Legendary headmaster Amesbury dies

National, Normal
Source:

The National, Thursday 23rd May 2013

 Legendary Bugandi High School headmaster Jack Amesbury died in Caboolture, Queensland, last Saturday.

Amesbury, who served in the Royal Australian Navy in World War II and had a long career in Papua New Guinea, died last Saturday in his 90th year with his family by his side.

He was well-known in education and rugby league circles in PNG in the pre-independence years between the 1950s and 1970s.

A celebration of Amesbury’s life will be held tomorrow at the Northwood Garden of Remembrance, Deception Bay, Queensland, commencing at 10am.
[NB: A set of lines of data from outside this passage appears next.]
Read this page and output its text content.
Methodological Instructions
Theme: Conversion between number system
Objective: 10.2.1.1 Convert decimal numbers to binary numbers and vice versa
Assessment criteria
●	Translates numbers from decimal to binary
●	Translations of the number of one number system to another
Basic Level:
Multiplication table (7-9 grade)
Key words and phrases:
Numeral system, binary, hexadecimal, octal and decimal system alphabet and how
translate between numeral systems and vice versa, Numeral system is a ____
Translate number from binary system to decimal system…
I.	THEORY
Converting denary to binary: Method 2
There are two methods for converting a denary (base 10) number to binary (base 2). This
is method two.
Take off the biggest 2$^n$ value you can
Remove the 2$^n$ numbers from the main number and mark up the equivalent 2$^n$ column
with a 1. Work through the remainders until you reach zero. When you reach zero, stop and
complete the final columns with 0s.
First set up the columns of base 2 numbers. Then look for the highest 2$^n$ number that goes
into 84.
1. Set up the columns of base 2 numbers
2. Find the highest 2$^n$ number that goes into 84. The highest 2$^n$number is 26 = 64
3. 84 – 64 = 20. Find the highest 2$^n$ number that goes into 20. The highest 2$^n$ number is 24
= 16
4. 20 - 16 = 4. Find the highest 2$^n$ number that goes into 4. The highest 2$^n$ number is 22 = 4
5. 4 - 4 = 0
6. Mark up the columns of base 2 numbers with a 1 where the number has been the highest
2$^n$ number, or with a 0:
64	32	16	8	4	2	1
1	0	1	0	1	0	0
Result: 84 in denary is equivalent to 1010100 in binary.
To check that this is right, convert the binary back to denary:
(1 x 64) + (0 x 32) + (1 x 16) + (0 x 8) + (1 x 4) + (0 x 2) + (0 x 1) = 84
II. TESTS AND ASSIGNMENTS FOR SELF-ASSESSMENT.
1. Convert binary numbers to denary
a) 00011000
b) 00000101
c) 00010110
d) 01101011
Under Amesbury’s guidance, Bugandi became a great and famous school – a far cry from what it is today – producing many students who went on to become academic, political and business leaders in PNG.

Denis Murrell, a former teacher at the iconic Bugandi from 1968-71, remembers Bugandi and Lae the way they used to be under Amesbury. Murrell is now a freelance consultant and writer in China.

“Bugandi had been built on the site of a former swamp, a place where people said it would be impossible to build anything,” he remembers.

“At first, just 10 acres were cleared of rainforest and a mess, two houses, a dormitory and two classrooms were built. That was in 1959 and amazingly, classes began soon after Jan 21, 1960.

“The school was called Bugandi Upper Primary School and there were just 78 students in standards 7, 8 and 9 and three teachers, two from overseas and one Papua New Guinean.

 “By 1962, the name had been changed to Bugandi Junior High School and in the following year, a man famous throughout the land, Jack Amesbury, was appointed as principal.

“He worked successive groups of students hard over the years, to take the land back from the water, fell trees, clear undergrowth, build roads, plant lawns and gardens and construct playing fields and livestock pastures and I could see the results of this hard work as I travelled down the driveway in Jack’s car

“The school had become a full high school in 1965.

“There were 257 students by then, enrolled in forms 1 and 2, but in 1966, Bugandi began enrolling students from all over the New Guinea mainland,” Murrell says.